Already straining to keep her own untidy emotions in check (and to refrain from calling her friends with the unfortunate news before the etiquette-appropriate hour of 9 A.M.), Bree manages to hold her tongue at Grandma’s disparaging remark about Bree’s less-than-buxom chest. That orange prep-school tie, however, she just cannot abide. Its color offends Bree’s exquisite taste, and its symbolism–representing “the happiest time of Rex’s life”–is an attack on her performance as wife and mother (and therefore, her very existence) for the better part of two decades. Grandma is nearly sent packing over the issue, until the two hyper-controlling women in Rex’s life reach a détente–which is then broken when the tie shows up around Rex’s neck at the funeral.

Elsewhere on the street, Tom Scavo throws his back out on Day Two of Mr. Mom duty, forcing Lynette to bring her infant daughter along on a second-round job interview. Lynette wows her time-starved prospective boss with a multi-tasking extravaganza, changing the baby’s diaper and outlining a new strategic direction for the company in under sixty seconds. Meanwhile, Gabby spurns Hot Lovesick Gardener’s advances, and seeks a paternity test–preferably faked–to appease Carlos.

Since Susan and Mike are not allowed to be happy together for any length of time whatsoever, Susan freaks out about Mike being Zach’s father, and breaks up with Mike. Of course, the fact that Zach held Susan prisoner at gunpoint probably had something to do with that. Also the obsessive shouting match he started when Susan refused to let him see Julie. And, gosh, that breaking-and-Christmas-decorating incident last December may not have helped, either.
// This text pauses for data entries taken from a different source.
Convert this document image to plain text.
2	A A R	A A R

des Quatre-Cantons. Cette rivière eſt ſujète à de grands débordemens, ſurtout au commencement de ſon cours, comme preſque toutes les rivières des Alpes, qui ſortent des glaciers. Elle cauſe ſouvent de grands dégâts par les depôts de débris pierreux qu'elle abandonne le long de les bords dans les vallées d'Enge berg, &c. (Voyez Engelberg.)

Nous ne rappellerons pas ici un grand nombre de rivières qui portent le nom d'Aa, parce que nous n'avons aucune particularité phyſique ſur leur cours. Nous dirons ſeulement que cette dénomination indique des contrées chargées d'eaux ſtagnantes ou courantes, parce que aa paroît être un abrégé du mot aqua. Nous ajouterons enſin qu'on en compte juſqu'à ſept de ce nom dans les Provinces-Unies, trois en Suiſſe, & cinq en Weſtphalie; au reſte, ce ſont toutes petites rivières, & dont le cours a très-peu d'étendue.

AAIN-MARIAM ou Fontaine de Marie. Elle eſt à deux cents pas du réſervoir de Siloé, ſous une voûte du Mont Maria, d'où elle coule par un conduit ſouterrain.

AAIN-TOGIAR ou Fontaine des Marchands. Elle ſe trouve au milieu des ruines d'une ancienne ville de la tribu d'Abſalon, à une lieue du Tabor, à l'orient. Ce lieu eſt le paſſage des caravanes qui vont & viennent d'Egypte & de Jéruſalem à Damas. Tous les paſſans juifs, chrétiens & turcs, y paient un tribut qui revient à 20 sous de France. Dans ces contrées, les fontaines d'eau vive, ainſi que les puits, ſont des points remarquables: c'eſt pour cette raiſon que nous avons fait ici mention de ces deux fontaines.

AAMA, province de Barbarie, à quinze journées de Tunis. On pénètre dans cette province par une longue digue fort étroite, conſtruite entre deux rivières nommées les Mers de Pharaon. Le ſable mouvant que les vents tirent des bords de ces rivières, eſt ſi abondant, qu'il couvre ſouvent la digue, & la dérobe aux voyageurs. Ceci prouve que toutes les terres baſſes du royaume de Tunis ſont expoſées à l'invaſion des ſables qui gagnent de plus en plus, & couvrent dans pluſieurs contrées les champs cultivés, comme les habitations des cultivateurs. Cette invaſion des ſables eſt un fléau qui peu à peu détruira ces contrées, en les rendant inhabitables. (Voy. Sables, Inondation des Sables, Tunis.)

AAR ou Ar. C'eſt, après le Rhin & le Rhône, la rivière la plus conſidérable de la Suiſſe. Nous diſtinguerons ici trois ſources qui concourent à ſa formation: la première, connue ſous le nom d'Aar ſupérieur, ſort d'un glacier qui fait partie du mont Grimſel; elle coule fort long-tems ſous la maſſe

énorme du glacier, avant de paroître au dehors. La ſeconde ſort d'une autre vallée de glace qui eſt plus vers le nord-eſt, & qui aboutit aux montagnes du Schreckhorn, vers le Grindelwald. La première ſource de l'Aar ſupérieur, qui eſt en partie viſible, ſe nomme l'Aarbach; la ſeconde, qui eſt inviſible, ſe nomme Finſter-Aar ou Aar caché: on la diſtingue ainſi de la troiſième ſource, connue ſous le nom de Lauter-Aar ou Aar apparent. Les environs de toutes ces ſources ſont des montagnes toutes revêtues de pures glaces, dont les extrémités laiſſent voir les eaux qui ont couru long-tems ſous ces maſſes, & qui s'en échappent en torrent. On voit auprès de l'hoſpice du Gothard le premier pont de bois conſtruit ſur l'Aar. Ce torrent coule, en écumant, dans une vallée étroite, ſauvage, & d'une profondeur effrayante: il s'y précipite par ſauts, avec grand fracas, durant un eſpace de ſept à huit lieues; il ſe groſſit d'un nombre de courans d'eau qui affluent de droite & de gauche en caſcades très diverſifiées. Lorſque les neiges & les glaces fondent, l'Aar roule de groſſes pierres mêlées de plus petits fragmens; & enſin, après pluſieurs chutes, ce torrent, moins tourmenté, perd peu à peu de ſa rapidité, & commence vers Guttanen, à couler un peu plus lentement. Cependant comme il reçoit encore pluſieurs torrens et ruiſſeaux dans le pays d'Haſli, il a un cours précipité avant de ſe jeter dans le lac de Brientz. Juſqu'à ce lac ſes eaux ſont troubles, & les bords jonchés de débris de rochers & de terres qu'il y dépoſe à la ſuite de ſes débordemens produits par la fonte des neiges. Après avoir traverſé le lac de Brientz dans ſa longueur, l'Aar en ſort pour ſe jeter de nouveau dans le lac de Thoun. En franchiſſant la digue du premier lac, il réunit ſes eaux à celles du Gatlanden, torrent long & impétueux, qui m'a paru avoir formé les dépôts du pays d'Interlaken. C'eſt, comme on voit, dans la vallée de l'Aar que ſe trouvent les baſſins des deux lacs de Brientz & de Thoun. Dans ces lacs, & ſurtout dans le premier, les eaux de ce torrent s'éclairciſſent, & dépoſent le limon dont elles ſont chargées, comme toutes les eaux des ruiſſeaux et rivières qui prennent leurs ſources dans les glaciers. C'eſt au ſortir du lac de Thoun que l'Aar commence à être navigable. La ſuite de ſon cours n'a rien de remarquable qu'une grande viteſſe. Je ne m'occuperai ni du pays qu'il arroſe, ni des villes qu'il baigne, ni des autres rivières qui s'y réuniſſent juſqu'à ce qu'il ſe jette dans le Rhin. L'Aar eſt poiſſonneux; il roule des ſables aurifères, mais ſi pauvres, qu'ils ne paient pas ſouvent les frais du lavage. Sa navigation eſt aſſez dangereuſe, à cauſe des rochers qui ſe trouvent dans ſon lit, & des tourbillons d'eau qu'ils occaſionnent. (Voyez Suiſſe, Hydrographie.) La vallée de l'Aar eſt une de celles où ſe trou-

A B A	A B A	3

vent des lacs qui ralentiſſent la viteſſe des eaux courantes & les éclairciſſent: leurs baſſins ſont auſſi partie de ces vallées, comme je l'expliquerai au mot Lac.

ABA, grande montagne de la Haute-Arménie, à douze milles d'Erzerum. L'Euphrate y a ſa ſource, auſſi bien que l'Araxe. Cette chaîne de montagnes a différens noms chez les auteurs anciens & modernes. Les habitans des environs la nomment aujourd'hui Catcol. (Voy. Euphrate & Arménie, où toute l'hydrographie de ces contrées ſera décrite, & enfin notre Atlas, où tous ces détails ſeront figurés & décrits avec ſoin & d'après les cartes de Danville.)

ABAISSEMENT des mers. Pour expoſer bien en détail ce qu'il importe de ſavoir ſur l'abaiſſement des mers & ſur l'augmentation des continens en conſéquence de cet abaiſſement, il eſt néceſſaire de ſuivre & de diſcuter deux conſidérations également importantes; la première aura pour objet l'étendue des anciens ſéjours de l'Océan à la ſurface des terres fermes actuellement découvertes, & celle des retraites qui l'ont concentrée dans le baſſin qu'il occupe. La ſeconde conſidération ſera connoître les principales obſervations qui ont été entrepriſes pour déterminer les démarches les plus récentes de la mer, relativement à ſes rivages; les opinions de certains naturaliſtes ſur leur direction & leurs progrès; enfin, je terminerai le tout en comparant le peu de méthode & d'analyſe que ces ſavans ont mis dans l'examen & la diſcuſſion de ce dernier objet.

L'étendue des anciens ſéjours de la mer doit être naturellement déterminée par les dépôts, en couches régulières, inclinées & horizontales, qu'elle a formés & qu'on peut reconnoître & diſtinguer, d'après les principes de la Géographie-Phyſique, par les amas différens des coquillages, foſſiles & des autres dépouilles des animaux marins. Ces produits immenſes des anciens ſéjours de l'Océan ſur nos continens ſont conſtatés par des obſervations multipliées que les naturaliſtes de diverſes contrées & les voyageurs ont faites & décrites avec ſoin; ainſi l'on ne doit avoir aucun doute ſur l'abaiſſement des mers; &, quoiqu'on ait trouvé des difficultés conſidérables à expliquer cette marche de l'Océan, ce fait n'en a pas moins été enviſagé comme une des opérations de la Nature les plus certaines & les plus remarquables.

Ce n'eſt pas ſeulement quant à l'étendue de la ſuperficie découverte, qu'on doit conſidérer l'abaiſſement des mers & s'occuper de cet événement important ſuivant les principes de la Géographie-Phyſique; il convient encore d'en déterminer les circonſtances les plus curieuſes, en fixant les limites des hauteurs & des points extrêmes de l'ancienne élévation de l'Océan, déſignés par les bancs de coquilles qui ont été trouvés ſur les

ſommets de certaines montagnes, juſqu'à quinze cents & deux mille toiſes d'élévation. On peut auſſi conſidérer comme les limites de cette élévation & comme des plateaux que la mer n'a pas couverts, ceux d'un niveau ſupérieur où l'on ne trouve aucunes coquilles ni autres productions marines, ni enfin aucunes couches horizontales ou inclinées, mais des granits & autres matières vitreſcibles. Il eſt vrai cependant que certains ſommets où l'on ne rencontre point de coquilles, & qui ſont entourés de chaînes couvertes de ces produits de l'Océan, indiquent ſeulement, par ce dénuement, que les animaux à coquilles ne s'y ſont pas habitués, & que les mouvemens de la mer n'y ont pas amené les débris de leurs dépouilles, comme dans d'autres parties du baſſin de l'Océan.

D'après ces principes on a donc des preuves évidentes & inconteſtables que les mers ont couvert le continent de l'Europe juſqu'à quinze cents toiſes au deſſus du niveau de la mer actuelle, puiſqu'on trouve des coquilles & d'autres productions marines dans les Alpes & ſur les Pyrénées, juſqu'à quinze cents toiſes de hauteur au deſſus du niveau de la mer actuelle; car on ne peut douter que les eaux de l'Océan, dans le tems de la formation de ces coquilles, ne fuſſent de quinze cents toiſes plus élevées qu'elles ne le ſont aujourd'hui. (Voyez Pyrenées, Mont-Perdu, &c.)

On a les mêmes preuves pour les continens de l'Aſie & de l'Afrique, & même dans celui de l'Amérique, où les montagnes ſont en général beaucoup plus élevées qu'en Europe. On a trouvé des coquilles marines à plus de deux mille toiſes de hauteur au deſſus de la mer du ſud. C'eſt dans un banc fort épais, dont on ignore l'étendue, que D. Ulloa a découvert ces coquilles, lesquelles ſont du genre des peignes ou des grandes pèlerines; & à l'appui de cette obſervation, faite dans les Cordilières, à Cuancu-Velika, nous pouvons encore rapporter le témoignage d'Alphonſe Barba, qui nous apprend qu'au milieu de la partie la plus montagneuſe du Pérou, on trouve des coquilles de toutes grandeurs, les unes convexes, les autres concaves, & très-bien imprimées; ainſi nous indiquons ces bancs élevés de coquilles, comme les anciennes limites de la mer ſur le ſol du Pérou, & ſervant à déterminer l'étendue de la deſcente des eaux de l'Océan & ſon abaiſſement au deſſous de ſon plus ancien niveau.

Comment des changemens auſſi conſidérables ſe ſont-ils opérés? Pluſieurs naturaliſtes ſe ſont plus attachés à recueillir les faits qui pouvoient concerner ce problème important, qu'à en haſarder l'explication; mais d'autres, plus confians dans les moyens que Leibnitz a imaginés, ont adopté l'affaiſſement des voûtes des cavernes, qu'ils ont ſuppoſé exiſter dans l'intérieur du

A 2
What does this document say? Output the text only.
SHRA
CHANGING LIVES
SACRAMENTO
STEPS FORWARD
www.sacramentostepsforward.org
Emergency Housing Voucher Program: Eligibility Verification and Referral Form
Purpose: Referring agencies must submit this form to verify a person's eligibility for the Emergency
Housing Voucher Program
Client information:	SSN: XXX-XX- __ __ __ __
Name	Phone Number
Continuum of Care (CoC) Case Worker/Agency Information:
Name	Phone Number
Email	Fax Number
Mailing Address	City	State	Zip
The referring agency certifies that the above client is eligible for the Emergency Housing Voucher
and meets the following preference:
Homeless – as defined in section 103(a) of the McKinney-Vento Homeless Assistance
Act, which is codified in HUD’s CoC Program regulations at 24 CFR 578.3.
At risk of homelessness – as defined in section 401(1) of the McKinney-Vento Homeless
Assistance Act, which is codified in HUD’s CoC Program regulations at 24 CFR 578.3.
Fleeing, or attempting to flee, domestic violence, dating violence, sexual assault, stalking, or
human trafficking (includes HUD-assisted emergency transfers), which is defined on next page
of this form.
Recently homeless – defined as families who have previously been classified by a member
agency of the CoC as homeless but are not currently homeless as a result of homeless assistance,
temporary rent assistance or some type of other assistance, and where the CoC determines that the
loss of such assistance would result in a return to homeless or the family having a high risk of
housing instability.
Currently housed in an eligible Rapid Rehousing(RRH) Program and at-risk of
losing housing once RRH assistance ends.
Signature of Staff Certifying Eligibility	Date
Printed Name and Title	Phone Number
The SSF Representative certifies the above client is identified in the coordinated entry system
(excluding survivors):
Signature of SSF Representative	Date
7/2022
If only that dead body Mike and Susan had to identify had actually turned out to be Zach (instead of a youth who looked remarkably like American Non-Threatening Purveyor of Mush Clay Aiken), all their problems would be solved.

And, speaking of problems, Wisteria Lane newcomer Alfre Woodard seems to have hers under control at the moment. Or, more specifically, under physical restraints. In a locked basement dungeon. With a gun held on it, for added security. Can’t wait to find out what that’s all about… but, of course, we’ll have to wait, anyway.

Might as well stock up on popcorn in the meantime: Looks like another great season.